Segundo Hart, a sociedade americana mais tarde acabou mudando essa estratégia:
- Levou algum tempo para aprendermos, mas depois descobrimos que o problema não era exatamente o crack, mas outros fatores, tais como pobreza, desemprego, economia em recessão, falta de educação...
Hart ainda critica que a política de drogas também é, geralmente, discriminatória. De acordo com dados produzidos por ele para o Instituto Nacional de Abuso de Drogas (Nida) dos EUA, em 1991 os usuários eram 75% brancos; 15% negros, e 10% hispânicos. No entanto, em 2009, a Comissão de Penas dos EUA divulgou dados mostrando que dos 5.669 condenados pelo uso de crack, 79% eram negros, 10% hispânicos e apenas 10% brancos.
O especialista diz ainda que há um exagero sobre as ditas consequências negativas das drogas. Ele comandou um estudo na universidade e garante que entre 80% e 90% de usuários não se tornam viciadas. Segundo ele, são usuários esporádicos, geralmente de finais de semana.
- Do álcool à heroína, a maioria das pessoas que usam drogas não são dependentes. Há pessoas que não precisam de tratamento. Nosso presidente (Barack Obama) usou maconha, cocaína, e não se tornou um criminoso. Na verdade, é um membro muito produtivo da sociedade.

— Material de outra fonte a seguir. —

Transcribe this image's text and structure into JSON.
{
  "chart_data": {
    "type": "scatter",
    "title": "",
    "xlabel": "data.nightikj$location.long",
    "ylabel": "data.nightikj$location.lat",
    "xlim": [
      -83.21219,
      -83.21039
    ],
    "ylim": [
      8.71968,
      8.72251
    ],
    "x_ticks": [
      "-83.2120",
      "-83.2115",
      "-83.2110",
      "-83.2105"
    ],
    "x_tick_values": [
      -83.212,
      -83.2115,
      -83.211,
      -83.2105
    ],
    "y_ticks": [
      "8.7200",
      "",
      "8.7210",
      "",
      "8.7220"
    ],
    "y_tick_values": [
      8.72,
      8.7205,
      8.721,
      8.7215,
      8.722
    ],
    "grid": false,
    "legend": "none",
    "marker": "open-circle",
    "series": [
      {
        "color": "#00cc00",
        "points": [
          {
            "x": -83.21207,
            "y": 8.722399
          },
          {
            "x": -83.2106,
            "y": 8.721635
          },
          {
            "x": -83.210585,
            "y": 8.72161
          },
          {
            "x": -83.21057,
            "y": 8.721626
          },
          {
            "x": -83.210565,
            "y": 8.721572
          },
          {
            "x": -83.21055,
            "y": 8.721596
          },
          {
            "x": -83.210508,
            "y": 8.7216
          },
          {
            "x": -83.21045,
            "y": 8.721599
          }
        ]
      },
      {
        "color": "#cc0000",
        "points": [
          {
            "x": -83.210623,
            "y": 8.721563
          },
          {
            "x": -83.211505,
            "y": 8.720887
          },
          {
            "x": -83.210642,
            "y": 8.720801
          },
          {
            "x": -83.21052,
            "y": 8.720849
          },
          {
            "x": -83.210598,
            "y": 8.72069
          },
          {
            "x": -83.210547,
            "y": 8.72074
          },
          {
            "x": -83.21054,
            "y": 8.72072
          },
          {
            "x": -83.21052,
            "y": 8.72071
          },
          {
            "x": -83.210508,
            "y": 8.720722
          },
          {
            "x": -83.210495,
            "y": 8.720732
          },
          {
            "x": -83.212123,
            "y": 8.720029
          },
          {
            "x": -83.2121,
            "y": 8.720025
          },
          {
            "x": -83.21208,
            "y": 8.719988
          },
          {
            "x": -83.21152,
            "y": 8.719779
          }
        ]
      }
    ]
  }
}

Para, portanto, lidar com as drogas ilícitas, ele defende algo como multas, assim como as das infrações de trânsito, além de tratamento para o pequeno grupo que dele precisasse. Ele é contra, por exemplo, a internação compulsória de usuários.
- Pensamos que eles estão fora de si, que não podem tomar decisões racionais, o que é uma suposição falsa - afirma.